Er mache uns bereit, die Sehnsucht nach Umkehr und dem neuen Leben, dass seine Barmherzigkeit uns anbietet, in unserem Herzen aufrecht zu erhalten, und sende uns seinen Geist als Beistand, der uns immer wieder daran erinnert. Er segne uns und sein Segen komme über uns wie das herrliche Morgenrot, wie der frische Wind eines Sommertages, oder wie ein starker Regen, der die Felder und Wälder tränkt, nährt und mit Leben erfüllt.

Er segne uns mit der Kraft, die Enttäuschungen des Tages zu vergessen; mit der Größe, Vergebung zu erbitten und zu gewähren, mit Geduld, wenn nicht immer alles so klappt, wie gewollt, mit der Treue zu ihm und seinem Wort, und mit der Zuversicht, dass seine Liebe allein genügt, um alles zum Guten zu führen.

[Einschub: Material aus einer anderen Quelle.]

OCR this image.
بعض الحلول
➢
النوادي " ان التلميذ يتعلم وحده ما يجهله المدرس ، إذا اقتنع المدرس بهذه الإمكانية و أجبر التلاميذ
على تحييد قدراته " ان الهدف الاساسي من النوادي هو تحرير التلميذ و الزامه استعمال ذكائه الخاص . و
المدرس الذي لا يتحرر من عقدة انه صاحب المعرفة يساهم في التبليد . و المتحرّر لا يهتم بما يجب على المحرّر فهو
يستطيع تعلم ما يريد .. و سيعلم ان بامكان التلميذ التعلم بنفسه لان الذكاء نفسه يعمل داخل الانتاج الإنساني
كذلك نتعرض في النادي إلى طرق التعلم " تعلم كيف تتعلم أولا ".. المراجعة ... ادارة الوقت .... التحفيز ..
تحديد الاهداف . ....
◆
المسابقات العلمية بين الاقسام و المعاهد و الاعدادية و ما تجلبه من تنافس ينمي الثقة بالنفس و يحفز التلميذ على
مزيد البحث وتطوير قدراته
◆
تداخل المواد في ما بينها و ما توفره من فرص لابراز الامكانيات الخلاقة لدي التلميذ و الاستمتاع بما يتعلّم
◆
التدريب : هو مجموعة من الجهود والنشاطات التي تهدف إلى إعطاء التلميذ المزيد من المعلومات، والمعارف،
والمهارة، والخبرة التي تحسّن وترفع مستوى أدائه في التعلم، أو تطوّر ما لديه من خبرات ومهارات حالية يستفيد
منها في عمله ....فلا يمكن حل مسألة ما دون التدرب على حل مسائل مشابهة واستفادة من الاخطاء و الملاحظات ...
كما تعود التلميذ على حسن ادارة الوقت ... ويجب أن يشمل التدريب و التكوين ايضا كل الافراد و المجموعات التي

Er segne uns, stärke unseren Glauben, mehre unsere Hoffnung, lasse unser Vertrauen wachsen und mache unser Herz von Liebe brennen, damit wir selbst zum Segen werden und anderen helfen, den Weg zu ihm zurück zu finden.

Allen Freunden, einen gesegneten vierundzwanzigsten Sonntag im Jahreskreis (siebzehnter Sonntag nach Pfingsten, sechzehnter Sonntag nach Trinitatis)!